Decálogo de la embarazada
Hoy en día está muy de moda hablar de
derechos. Sin duda todos conocemos los nuestros, pero a veces se nos olvida que
los que nos rodean también tienen los suyos.
No podemos ignorar que las embarazadas,
al igual que el resto de pacientes, no están para “padecer” simplemente lo que
les toque, sino que tienen una serie de derechos que no siempre son tenidos en
cuenta. Además, tenemos que ser conscientes de
que estamos asistiendo y acompañando a
estas mujeres en un momento muy importante y quizás el más feliz de su vida, y
a todos nos gustaría llevarnos el mejor recuerdo posible de esta experiencia.

Las matronas somos afortunadas por
poder compartir con las distintas familias el milagro de la vida, por eso he
estado buscando una serie de claves que sería interesante tener en cuenta para
lograr la mejor atención posible en el trabajo de parto. Los he resumido en lo
que podríamos llamar “mandamientos del paritorio” para
hacer del parto una experiencia humanizada en la que los padres y sus futuros
hijos sean los protagonistas:
1. Derecho al buen trato, a ser tratadas
de forma digna, justa, individual y amable por los diferentes profesionales.
2. Derecho a poder decidir, por lo tanto, a ser informadas de todos los procedimientos
de forma clara, veraz y concisa y así poder dar su consentimiento antes de que
actuemos.
3. Derecho a estar acompañadas por una
persona de su elección en todo momento, a excepción de una causa médica
relevante.
4. Derecho a un parto con privacidad, en
un entorno íntimo y tranquilo. Intentando que el número de sanitarios y
exploraciones sean las mínimas posibles.
5. Derecho a sentir placer, dolor, miedo,
alegría… y poder expresarlo de forma libre: hablando, cantando, gritando,
caminando…
6. Derecho a sentirse dueña de su cuerpo,
de poder moverse y adoptar las posturas que le aporten mayor comodidad o
beneficio.
7. Derecho a no ser lastimados, tanto
madre (Incluye episiotomías, uso de fórceps, ventosa de forma innecesaria…)
como al recién nacido (aspiración, máscaras de reanimación de forma rutinaria…)

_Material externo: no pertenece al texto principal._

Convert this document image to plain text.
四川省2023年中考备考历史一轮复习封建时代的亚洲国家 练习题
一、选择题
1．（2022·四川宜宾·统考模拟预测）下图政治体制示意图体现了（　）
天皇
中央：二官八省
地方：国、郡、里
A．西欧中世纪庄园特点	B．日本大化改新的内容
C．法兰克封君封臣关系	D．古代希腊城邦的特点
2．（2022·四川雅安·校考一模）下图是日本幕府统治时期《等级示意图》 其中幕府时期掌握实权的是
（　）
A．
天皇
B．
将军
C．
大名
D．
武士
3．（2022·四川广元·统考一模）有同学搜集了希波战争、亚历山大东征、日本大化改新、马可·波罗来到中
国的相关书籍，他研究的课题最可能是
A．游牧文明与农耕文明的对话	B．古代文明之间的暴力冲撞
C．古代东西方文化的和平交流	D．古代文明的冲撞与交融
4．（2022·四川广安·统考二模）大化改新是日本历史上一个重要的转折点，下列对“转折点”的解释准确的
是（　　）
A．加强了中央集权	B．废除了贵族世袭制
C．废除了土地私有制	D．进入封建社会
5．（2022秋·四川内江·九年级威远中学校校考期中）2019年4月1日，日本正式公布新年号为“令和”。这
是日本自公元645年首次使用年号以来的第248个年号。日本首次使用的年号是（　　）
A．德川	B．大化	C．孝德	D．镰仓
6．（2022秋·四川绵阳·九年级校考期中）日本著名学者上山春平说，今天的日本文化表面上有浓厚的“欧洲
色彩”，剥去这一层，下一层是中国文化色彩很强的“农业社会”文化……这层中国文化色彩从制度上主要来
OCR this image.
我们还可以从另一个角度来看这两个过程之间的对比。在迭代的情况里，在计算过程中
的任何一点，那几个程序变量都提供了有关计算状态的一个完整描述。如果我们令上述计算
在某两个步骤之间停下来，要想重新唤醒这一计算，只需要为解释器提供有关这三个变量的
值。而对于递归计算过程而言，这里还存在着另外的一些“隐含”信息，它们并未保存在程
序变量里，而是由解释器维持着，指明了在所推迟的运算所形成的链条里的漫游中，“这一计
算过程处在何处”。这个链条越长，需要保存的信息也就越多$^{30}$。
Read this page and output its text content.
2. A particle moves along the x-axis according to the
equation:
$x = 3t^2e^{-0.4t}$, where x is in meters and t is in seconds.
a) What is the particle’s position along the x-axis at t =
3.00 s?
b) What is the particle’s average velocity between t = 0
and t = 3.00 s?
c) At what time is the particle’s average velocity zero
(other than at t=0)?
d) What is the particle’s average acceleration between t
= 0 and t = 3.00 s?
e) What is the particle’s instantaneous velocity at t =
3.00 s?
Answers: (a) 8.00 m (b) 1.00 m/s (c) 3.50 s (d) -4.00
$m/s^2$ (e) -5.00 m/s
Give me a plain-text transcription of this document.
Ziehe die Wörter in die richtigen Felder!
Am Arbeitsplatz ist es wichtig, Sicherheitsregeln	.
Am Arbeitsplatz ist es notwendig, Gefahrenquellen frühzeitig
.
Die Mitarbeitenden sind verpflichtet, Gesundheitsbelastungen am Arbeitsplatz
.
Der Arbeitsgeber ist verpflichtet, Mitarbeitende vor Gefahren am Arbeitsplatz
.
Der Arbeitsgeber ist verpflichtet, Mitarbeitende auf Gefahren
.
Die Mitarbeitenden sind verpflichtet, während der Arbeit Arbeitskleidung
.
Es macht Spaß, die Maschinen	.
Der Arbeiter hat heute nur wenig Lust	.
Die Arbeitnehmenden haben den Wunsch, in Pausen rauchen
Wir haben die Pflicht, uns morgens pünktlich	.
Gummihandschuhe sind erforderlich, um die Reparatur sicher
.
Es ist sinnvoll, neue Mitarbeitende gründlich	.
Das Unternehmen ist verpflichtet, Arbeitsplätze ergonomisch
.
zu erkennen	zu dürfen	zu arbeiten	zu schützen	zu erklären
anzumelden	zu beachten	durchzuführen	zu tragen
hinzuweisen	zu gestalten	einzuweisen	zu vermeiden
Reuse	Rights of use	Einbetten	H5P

8. Derecho al piel con piel inmediato.
Puesto que aporta notables y reconocidos
beneficios a la puérpera y al niño.
9. Derecho a tener información y apoyo si
elige la lactancia materna. Para esto se requiere paciencia, madre e hijo deben
ir conociéndose, y un consenso para que no reciban informaciones
contradictorias.
10. Derecho a conocer y poder identificar
al personal que la atienda. Todos los que vayan a atender el parto deberían de
presentarse indicando nombre y titulación. Así se crearía un vínculo de
confianza con los padres que facilitaría la comunicación y la asistencia.